150 If, however, one might return to that last appellate decision of a common law court where the costs in question were those incurred by an unsuccessful plaintiff in an earlier action, i.e. Cobbett v. Warner, then, as Mellor, J. stated, that jurisdiction to order a stay is to be invoked in order to prevent one party harassing another. He would have denied that it was a course "to be adopted whenever costs of a former litigation are unpaid" and he properly emphasised[157] that: "This summary jurisdiction should be sparingly exercised, as it deprives the party whose action is stopped of the right to try his cause and if necessary to carry it to the highest tribunal." With this approach I agree.

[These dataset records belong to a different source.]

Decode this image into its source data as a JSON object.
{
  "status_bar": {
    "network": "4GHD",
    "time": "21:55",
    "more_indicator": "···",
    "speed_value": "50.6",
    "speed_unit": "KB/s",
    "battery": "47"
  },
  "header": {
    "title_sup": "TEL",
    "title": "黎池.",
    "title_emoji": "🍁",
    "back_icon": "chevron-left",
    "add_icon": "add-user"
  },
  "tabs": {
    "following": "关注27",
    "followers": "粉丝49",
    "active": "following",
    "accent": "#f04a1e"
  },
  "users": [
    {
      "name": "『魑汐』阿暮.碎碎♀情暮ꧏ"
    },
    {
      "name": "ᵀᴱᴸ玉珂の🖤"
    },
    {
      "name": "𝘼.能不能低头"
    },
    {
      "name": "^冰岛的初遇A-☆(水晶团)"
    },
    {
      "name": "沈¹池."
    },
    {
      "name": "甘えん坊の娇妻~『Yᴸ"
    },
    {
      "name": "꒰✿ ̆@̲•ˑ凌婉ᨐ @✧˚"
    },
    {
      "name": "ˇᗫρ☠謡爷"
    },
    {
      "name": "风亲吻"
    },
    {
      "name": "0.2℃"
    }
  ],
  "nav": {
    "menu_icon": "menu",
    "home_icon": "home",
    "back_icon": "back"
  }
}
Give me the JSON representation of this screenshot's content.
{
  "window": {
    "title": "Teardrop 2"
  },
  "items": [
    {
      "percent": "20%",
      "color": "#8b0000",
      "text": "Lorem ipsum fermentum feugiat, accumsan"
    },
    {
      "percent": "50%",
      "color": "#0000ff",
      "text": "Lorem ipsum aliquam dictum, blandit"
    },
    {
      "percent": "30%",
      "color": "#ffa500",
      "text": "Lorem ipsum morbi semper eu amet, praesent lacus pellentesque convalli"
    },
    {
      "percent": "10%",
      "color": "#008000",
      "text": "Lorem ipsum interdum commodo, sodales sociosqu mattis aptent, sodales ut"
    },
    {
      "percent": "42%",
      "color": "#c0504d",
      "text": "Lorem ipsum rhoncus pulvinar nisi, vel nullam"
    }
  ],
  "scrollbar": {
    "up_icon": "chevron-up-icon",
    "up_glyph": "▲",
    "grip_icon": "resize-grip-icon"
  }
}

151 Nevertheless, whatever view one should take of the authorities, I am in agreement that the matter should be resolved in this case in the way proposed by the learned President in his judgment. I would in any event not be satisfied that the present cause of action is the same as, or substantially similar to, those in the previous actions relied upon, but I would likewise conclude that no error has been demonstrated in the exercise of the relevant discretionary power.